Several thoughts occurred to me simultaneously,
some of them unrepeatable, chief among which was, ‘Whatever happened to common
sense?’ Surely the primary objective should be to address the poor behaviour of
children supposedly eating on school premises. Does no-one supervise these
children and tell them that throwing food is unacceptable and that the food is
there to be eaten, not used as a missile in gang warfare? (I must here confess that when I was at school the shortbread
occasionally served to us was so hard it bounced when ‘dropped’ on the floor –
but we threw it at the floor, not at each other!)

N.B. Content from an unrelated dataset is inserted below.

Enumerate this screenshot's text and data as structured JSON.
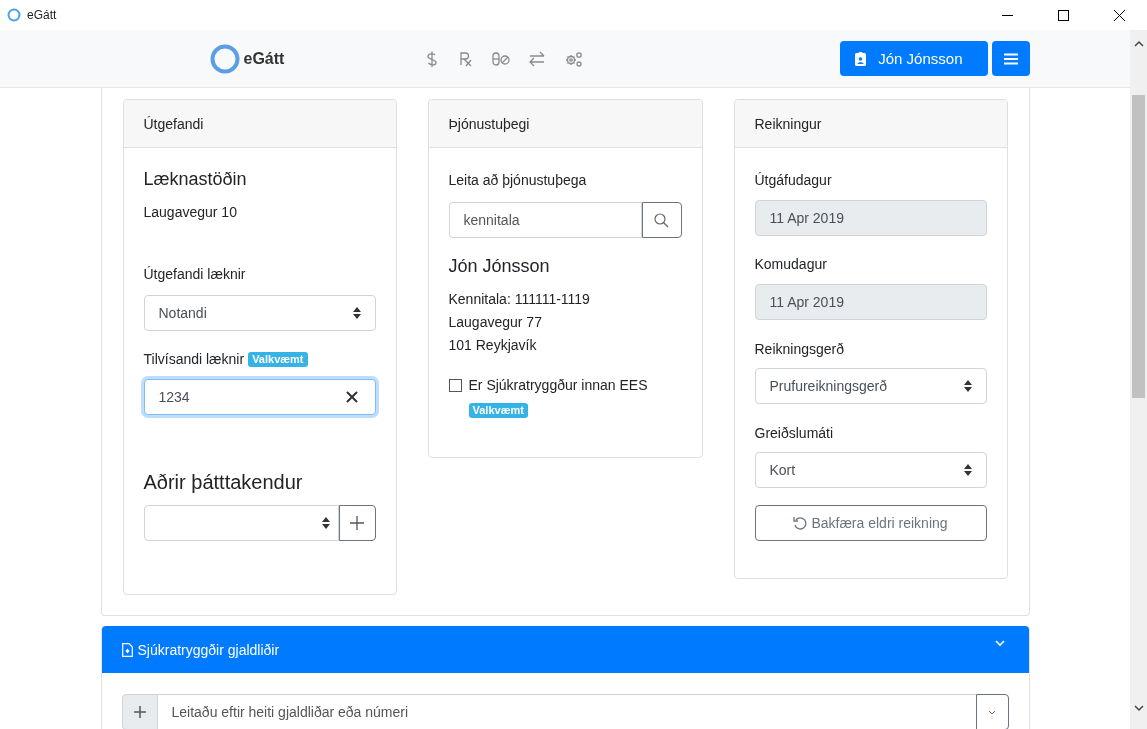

I wonder how long it will be before pens, pencils, rulers,
scissors are all banished from schools because they are too dangerous. Wax
crayons, too, should be removed from infant classrooms – I had two little boys in
one class who on the same morning stuffed crayons into their noses. One boy was
lucky – the crayon was ejected naturally. I had to take the other child to his
doctor! No lasting harm was done.
And now manners dictate that I must apologise to my faithful
followers because I have not responded to your comments. You may remember that
my granddaughter, Marnie, was having a troublesome pregnancy and Dorothy, my
elderly mother-in-law, was going into occasional hibernation. Marnie’s baby was born on 12th
March, fit and well and beautiful, naturally, though I have yet to see her in
the flesh. A week later, on 19th March it was Dorothy’s 96th
birthday. She was suffering from pneumonia and died a day later. Her passing
was a relief to us all, not least to Dorothy herself – the person she was had
departed many years ago and the stranger in her place was unpredictable and
difficult. The funeral is at the beginning of April.
Meanwhile, Barry’s brother
is undergoing a third round of chemotherapy, so all in all both Barry and I have
been somewhat ‘scattered.’ My resolve to be a better blogger in 2013 has not
been honoured but I hope things will return to a more normal state of affairs
and my concentration will improve and I shall be able to visit your blogs more
regularly. I plan also to try and finish at least one of the books I’m writing.